ERROR CALCULATING POLICIES IN SCOPE Check that your LDAP server is properly configured both P and CP

RyanMilliron
New Contributor II

First, Sorry for the long post.  I have been working on this with Engineers for a few days:

I wanted to document an issue I am experiencing currently with my Jamf Pro Cloud instance.  At the time of writing this I am working with Jamf Engineers and we have not yet come to a solution, but I wanted to get information out there in case anyone in the community has seen this issue before, and (if/when) I get my problem resolved I would like to be able to provide a solution for both jamf engineers and the community to look back on. 

 

We are currently running Jamf Pro Cloud 10.38.3 and starting experiencing issues that I noticed Monday with our LDAP connection to OneLogin.  We started to get the ERROR CALCULATING POLICIES IN SCOPE for both Policies and Configuration Profiles for all users.   It is effecting almost all staff members at this point in one way or another, mostly in not being able receive configuration profiles that should automatically apply based on Smart Group deployments.   When I check my Jamf Logs I continually see an error: 

[ERROR] [ina-exec-63] [figurationProfilesService] - Error while recalculating profiles in scope for computer: 1199. Message: [LDAP: error code 18 - Invalid syntax

 

I have checked LDAP settings, they have not changed since before I've started at this position, and the service account is still active in OneLogin, and setup correctly in Jamf and all of our mappings had not changed.  I am able to produce valid test responses for User Mapping, User Group Mapping and User Group Membership Mappings.  From the OneLogin Side, I see valid access authentication for out ldap server account, so I know that there is communication coming from jamf and at least communicating with OneLogin via the service account.

 

Working with a Jamf Engineer, We found several smart groups that were calling for usernames and emails of users that are no longer with the company, as well as a few Groups that are not longer in OneLogin.  I have removed those with no change to the error message coming from Jamf on user management tabs or the Jamf Log files.

 

I have an open request at this point to verify that the following OneLogin article has been completed: "

  1. Execute query PI-002208 to disable LDAP connection pooling.

I have also linked another Jamf Nation article mentioning the PI in reference, as I noticed while I was working with the Jamf Engineer I was continually kicked out of my Jamf Cloud Instance, often immediately after logging back in. 
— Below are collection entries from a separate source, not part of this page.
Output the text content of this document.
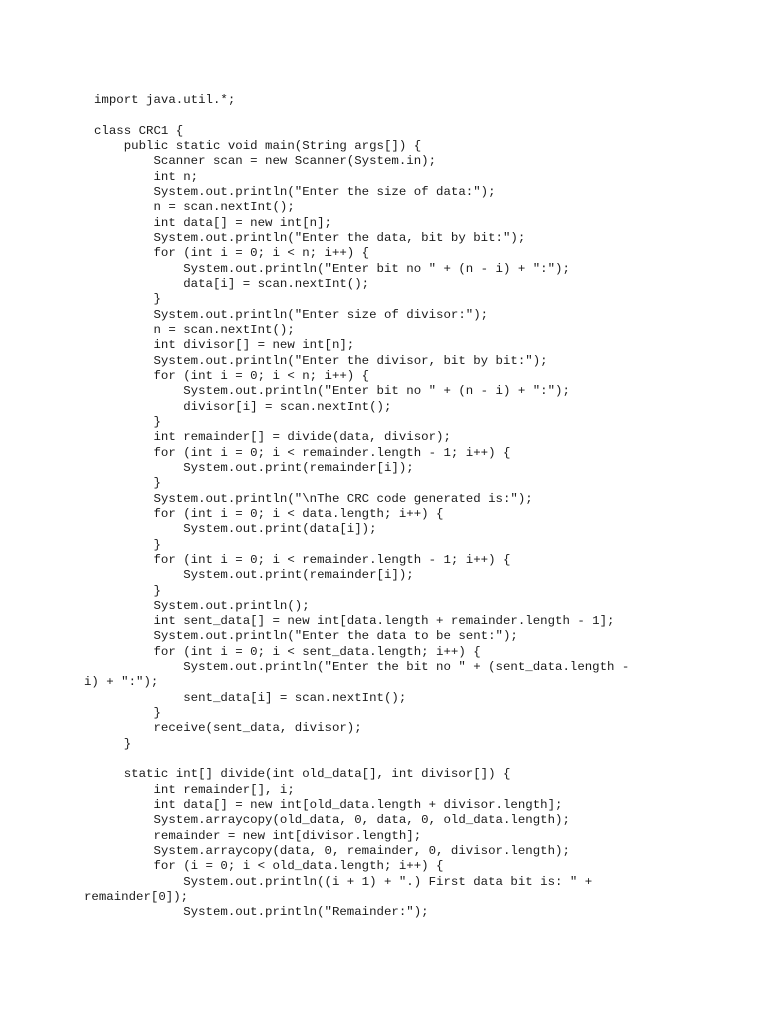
import java.util.*;
class CRC1 {
public static void main(String args[]) {
Scanner scan = new Scanner(System.in);
int n;
System.out.println("Enter the size of data:");
n = scan.nextInt();
int data[] = new int[n];
System.out.println("Enter the data, bit by bit:");
for (int i = 0; i < n; i++) {
System.out.println("Enter bit no " + (n - i) + ":");
data[i] = scan.nextInt();
}
System.out.println("Enter size of divisor:");
n = scan.nextInt();
int divisor[] = new int[n];
System.out.println("Enter the divisor, bit by bit:");
for (int i = 0; i < n; i++) {
System.out.println("Enter bit no " + (n - i) + ":");
divisor[i] = scan.nextInt();
}
int remainder[] = divide(data, divisor);
for (int i = 0; i < remainder.length - 1; i++) {
System.out.print(remainder[i]);
}
System.out.println("\nThe CRC code generated is:");
for (int i = 0; i < data.length; i++) {
System.out.print(data[i]);
}
for (int i = 0; i < remainder.length - 1; i++) {
System.out.print(remainder[i]);
}
System.out.println();
int sent_data[] = new int[data.length + remainder.length - 1];
System.out.println("Enter the data to be sent:");
for (int i = 0; i < sent_data.length; i++) {
System.out.println("Enter the bit no " + (sent_data.length -
i) + ":");
sent_data[i] = scan.nextInt();
}
receive(sent_data, divisor);
}
static int[] divide(int old_data[], int divisor[]) {
int remainder[], i;
int data[] = new int[old_data.length + divisor.length];
System.arraycopy(old_data, 0, data, 0, old_data.length);
remainder = new int[divisor.length];
System.arraycopy(data, 0, remainder, 0, divisor.length);
for (i = 0; i < old_data.length; i++) {
System.out.println((i + 1) + ".) First data bit is: " +
remainder[0]);
System.out.println("Remainder:");
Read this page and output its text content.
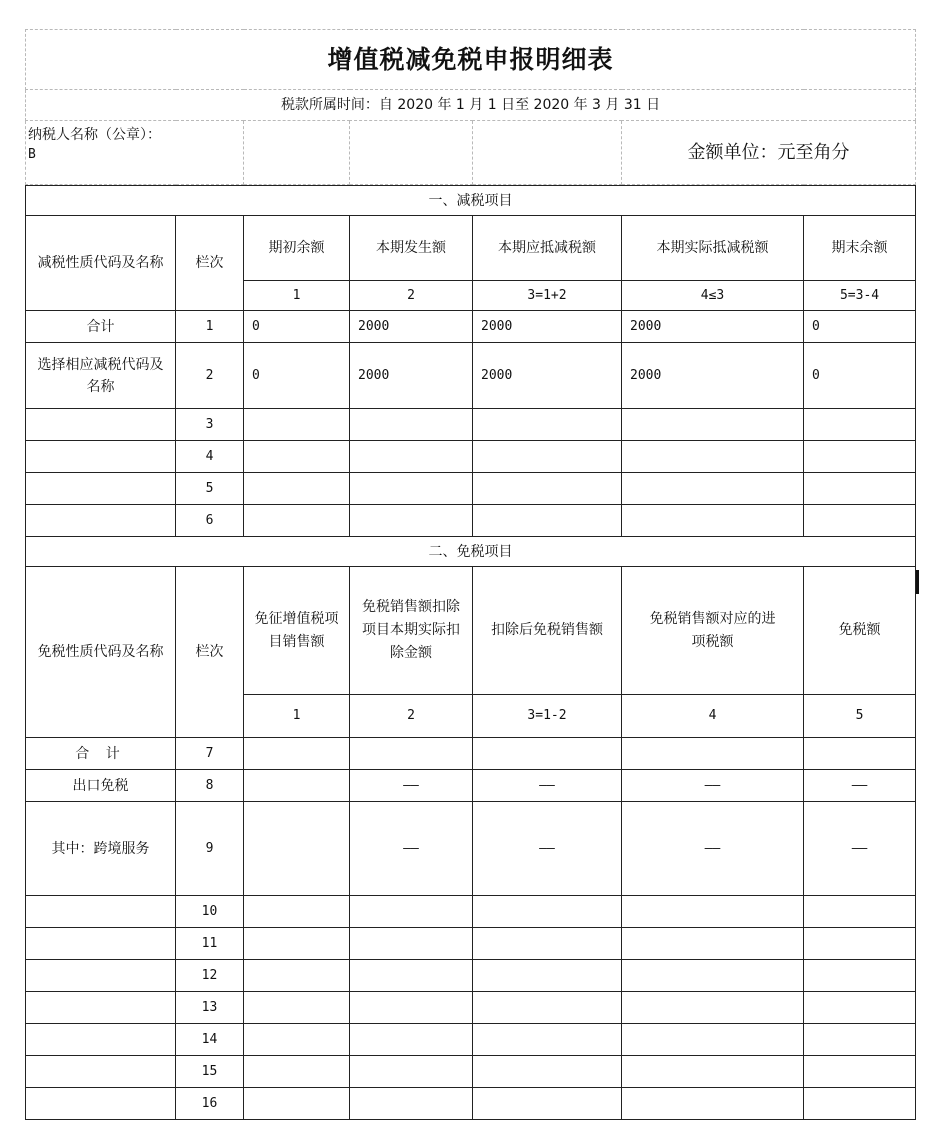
增值税减免税申报明细表
税款所属时间：自 2020 年 1 月 1 日至 2020 年 3 月 31 日

纳税人名称（公章）：
B				金额单位：元至角分
一、减税项目						
减税性质代码及名称	栏次	期初余额	本期发生额	本期应抵减税额	本期实际抵减税额	期末余额
		1	2	3=1+2	4≤3	5=3-4
合计	1	0	2000	2000	2000	0
选择相应减税代码及名称	2	0	2000	2000	2000	0
	3					
	4					
	5					
	6					
二、免税项目						
免税性质代码及名称	栏次	免征增值税项目销售额	免税销售额扣除项目本期实际扣除金额	扣除后免税销售额	免税销售额对应的进项税额	免税额
		1	2	3=1-2	4	5
合 计	7					
出口免税	8		——	——	——	——
其中：跨境服务	9		——	——	——	——
	10					
	11					
	12					
	13					
	14					
	15					
	16					
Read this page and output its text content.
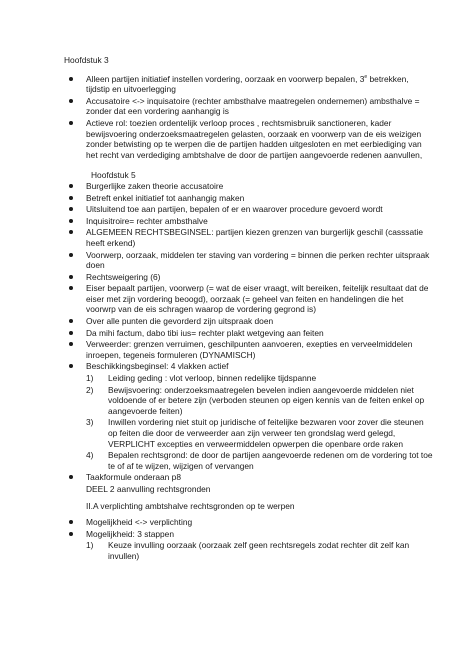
Hoofdstuk 3
Alleen partijen initiatief instellen vordering, oorzaak en voorwerp bepalen, 3e betrekken, tijdstip en uitvoerlegging
Accusatoire <-> inquisatoire (rechter ambsthalve maatregelen ondernemen) ambsthalve = zonder dat een vordering aanhangig is
Actieve rol: toezien ordentelijk verloop proces , rechtsmisbruik sanctioneren, kader bewijsvoering onderzoeksmaatregelen gelasten, oorzaak en voorwerp van de eis weizigen zonder betwisting op te werpen die de partijen hadden uitgesloten en met eerbiediging van het recht van verdediging ambtshalve de door de partijen aangevoerde redenen aanvullen,
Hoofdstuk 5
Burgerlijke zaken theorie accusatoire
Betreft enkel initiatief tot aanhangig maken
Uitsluitend toe aan partijen, bepalen of er en waarover procedure gevoerd wordt
Inquisitroire= rechter ambsthalve
ALGEMEEN RECHTSBEGINSEL: partijen kiezen grenzen van burgerlijk geschil (casssatie heeft erkend)
Voorwerp, oorzaak, middelen ter staving van vordering = binnen die perken rechter uitspraak doen
Rechtsweigering (6)
Eiser bepaalt partijen, voorwerp (= wat de eiser vraagt, wilt bereiken, feitelijk resultaat dat de eiser met zijn vordering beoogd), oorzaak (= geheel van feiten en handelingen die het voorwrp van de eis schragen waarop de vordering gegrond is)
Over alle punten die gevorderd zijn uitspraak doen
Da mihi factum, dabo tibi ius= rechter plakt wetgeving aan feiten
Verweerder: grenzen verruimen, geschilpunten aanvoeren, exepties en verveelmiddelen inroepen, tegeneis formuleren (DYNAMISCH)
Beschikkingsbeginsel: 4 vlakken actief
1) Leiding geding : vlot verloop, binnen redelijke tijdspanne
2) Bewijsvoering: onderzoeksmaatregelen bevelen indien aangevoerde middelen niet voldoende of er betere zijn (verboden steunen op eigen kennis van de feiten enkel op aangevoerde feiten)
3) Inwillen vordering niet stuit op juridische of feitelijke bezwaren voor zover die steunen op feiten die door de verweerder aan zijn verweer ten grondslag werd gelegd, VERPLICHT excepties en verweermiddelen opwerpen die openbare orde raken
4) Bepalen rechtsgrond: de door de partijen aangevoerde redenen om de vordering tot toe te of af te wijzen, wijzigen of vervangen
Taakformule onderaan p8
DEEL 2 aanvulling rechtsgronden
II.A verplichting ambtshalve rechtsgronden op te werpen
Mogelijkheid <-> verplichting
Mogelijkheid: 3 stappen
1) Keuze invulling oorzaak (oorzaak zelf geen rechtsregels zodat rechter dit zelf kan invullen)
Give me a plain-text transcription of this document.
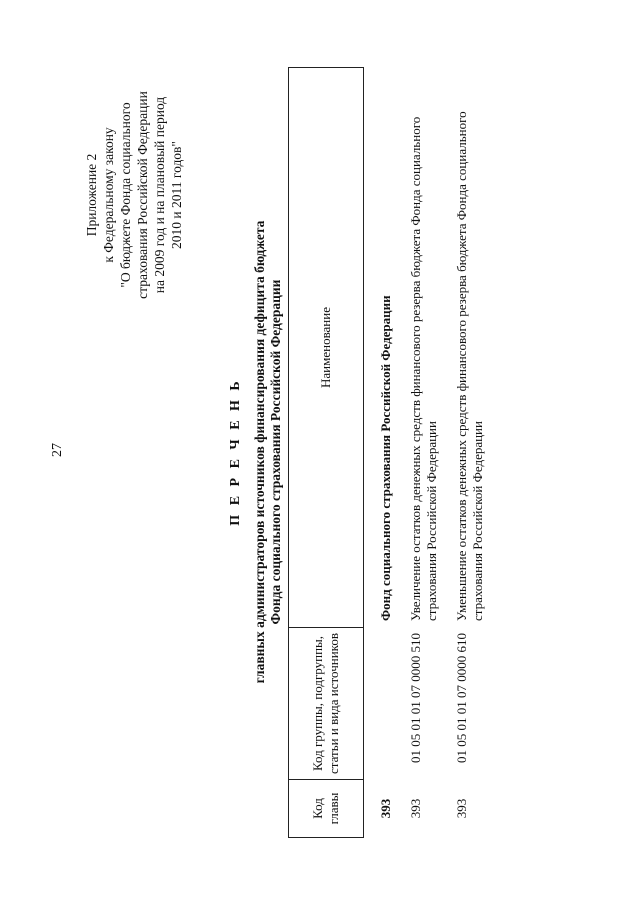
27
Приложение 2 к Федеральному закону "О бюджете Фонда социального страхования Российской Федерации на 2009 год и на плановый период 2010 и 2011 годов"
П Е Р Е Ч Е Н Ь главных администраторов источников финансирования дефицита бюджета Фонда социального страхования Российской Федерации
Код главы	Код группы, подгруппы, статьи и вида источников	Наименование
393		Фонд социального страхования Российской Федерации
393	01 05 01 01 07 0000 510	Увеличение остатков денежных средств финансового резерва бюджета Фонда социального страхования Российской Федерации
393	01 05 01 01 07 0000 610	Уменьшение остатков денежных средств финансового резерва бюджета Фонда социального страхования Российской Федерации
https://community.jamf.com/t5/jamf-pro/jamf-cloud-short-session-expiry-in-web-browser/m-p/177167

https://onelogin.service-now.com/support?id=kb_article&sys_id=a197410fdbf3b0501c167e77f4961914#jplda...

Hopefully this is the solve I am looking for.  If so I will update this Thread.  If anyone else has had issues with Jamf LDAP and OneLogin please let me know if you found a solution. 

1 ACCEPTED SOLUTION

RyanMilliron
New Contributor II

Update:  Worked With Jamf Engineers today and we believe the error: 

[ERROR] [ina-exec-63] [figurationProfilesService] - Error while recalculating profiles in scope for computer: 1199. Message: [LDAP: error code 18 - Invalid syntax 

was caused by a recent change in our OneLogin roles/groups that renamed and removed a few LDAP groups that were being called upon in Policies and Configuration Profiles.  Removing the non existent LDAP groups and adding the newly named in the effected Policies and Configuration Profiles seems to have resolved the issue.  Will confirm all functionality over the next 24 hours. 

View solution in original post

1 REPLY 1

RyanMilliron
New Contributor II

Update:  Worked With Jamf Engineers today and we believe the error: 

[ERROR] [ina-exec-63] [figurationProfilesService] - Error while recalculating profiles in scope for computer: 1199. Message: [LDAP: error code 18 - Invalid syntax 

was caused by a recent change in our OneLogin roles/groups that renamed and removed a few LDAP groups that were being called upon in Policies and Configuration Profiles.  Removing the non existent LDAP groups and adding the newly named in the effected Policies and Configuration Profiles seems to have resolved the issue.  Will confirm all functionality over the next 24 hours.